An Update on Statin Alternatives and Adjuncts

Matthew J Sorrentino


Clin Lipidology. 2012;7(6):721-730. 

In This Article

Intermittent Statin Dosing

The newer statins on the market have longer half-lives than the original statins. Alternative dosing schedules using once-, twice- or three-times a week or every-other-day dosing, have been investigated as methods to reduce myalgias and yet achieve efficacy in lowering LDL-C. Rosuvastatin with a 19-h half-life and atorvastatin with an 11–24-h half-life (parent drug and active metabolite) are particularly useful for this approach.

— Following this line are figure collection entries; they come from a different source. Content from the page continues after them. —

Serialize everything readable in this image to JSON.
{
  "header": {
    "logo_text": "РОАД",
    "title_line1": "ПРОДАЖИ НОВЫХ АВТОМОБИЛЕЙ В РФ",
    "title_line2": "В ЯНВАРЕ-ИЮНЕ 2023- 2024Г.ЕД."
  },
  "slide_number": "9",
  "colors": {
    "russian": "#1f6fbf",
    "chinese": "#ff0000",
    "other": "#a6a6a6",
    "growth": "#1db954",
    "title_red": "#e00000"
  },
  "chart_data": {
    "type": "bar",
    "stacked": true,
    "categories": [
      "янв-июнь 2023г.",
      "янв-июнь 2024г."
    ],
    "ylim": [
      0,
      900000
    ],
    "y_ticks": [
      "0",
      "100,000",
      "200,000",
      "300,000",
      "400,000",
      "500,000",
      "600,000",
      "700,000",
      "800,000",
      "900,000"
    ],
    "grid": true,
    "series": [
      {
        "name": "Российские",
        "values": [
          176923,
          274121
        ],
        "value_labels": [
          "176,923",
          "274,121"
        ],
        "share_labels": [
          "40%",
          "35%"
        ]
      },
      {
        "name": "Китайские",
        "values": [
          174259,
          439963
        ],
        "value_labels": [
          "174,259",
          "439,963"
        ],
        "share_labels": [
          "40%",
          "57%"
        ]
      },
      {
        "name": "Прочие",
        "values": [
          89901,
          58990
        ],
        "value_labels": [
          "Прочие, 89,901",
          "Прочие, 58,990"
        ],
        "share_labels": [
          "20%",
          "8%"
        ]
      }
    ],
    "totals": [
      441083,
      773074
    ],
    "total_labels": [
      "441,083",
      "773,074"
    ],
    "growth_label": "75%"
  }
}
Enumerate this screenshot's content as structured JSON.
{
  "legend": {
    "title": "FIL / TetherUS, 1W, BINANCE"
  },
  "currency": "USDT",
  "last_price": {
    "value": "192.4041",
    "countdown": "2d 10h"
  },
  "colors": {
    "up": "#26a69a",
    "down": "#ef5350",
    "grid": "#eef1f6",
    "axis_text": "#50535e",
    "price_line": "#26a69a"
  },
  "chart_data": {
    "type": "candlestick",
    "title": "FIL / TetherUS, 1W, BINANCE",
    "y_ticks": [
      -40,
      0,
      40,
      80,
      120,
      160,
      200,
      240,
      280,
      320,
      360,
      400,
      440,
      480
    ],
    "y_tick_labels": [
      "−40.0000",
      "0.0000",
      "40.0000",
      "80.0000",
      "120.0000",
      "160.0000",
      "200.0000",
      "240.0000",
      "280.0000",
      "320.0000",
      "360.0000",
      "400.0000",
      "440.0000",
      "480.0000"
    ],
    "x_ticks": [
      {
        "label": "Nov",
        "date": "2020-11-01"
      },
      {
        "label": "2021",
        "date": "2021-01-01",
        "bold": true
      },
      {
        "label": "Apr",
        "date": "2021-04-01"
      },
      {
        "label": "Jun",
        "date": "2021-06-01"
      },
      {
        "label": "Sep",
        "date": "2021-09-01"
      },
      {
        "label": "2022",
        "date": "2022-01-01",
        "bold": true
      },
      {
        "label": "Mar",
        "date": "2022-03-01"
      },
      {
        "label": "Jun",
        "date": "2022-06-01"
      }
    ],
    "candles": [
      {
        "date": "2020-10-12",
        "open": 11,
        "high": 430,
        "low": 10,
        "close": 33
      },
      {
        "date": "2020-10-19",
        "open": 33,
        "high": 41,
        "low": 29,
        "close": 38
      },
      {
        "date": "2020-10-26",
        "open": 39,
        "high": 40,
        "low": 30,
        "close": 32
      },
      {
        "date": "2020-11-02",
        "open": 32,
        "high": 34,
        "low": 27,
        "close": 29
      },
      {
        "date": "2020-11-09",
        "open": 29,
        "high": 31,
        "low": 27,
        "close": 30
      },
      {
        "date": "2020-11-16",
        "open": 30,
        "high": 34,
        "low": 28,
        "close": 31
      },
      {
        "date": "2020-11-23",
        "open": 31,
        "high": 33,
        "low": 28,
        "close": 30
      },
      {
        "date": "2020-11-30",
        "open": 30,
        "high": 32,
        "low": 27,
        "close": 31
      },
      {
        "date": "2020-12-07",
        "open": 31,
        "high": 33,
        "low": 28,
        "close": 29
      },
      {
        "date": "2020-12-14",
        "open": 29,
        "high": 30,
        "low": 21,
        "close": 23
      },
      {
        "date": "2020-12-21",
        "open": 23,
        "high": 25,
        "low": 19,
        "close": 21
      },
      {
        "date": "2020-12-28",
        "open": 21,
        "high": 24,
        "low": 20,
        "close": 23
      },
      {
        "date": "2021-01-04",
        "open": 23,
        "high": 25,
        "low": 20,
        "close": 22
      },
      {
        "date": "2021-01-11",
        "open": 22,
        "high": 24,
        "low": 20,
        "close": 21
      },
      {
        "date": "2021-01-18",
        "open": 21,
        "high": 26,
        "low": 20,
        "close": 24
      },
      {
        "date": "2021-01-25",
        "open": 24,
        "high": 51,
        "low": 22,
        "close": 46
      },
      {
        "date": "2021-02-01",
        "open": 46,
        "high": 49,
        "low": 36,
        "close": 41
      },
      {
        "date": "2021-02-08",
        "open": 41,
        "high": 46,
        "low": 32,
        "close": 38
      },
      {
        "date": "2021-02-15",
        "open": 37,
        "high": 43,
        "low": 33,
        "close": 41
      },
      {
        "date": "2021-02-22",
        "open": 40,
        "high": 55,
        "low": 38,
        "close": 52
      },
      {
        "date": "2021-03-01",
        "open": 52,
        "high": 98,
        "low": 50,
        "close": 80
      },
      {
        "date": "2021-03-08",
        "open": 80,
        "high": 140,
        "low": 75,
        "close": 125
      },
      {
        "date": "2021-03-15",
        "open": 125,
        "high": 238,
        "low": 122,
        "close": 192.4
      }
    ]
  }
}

A pilot study using every-other-day atorvastatin dosing showed comparable LDL-C-lowering efficacy with daily dosing, although the doses used on an every-other-day schedule were higher than the daily dose needed to achieve the same degree of LDL-C lowering.[7] A prospective trial of once-a-week rosuvastatin dosing in individuals with a history of myalgias on statin therapy achieved a >12% lowering of LDL-C and 80% of the patients were able to continue the medication without experiencing myalgias.[8] A retrospective investigation of patients that were not able to tolerate statins determined that over 72% of individuals were able to tolerate an every-other-day regimen of a low dose of rosuvastatin with a mean LDL-C reduction of approximately 34%.[9] There are no outcome studies performed with intermittent dosing of statins so it is not known if this treatment approach will give the same degree of event reduction for the LDL-C level as achieved with daily dosing.

Combination therapy with a statin plus an intestinal agent can be used in individuals that can only tolerate a low-dose statin or an intermittent dosing of the statin. The combination of a statin with ezetimibe or with a resin, such as colesevelam, can achieve an additional 20% LDL-C reduction.[10] Since the intestinal agents do not have systemic exposure, they would not be expected to worsen myalgias.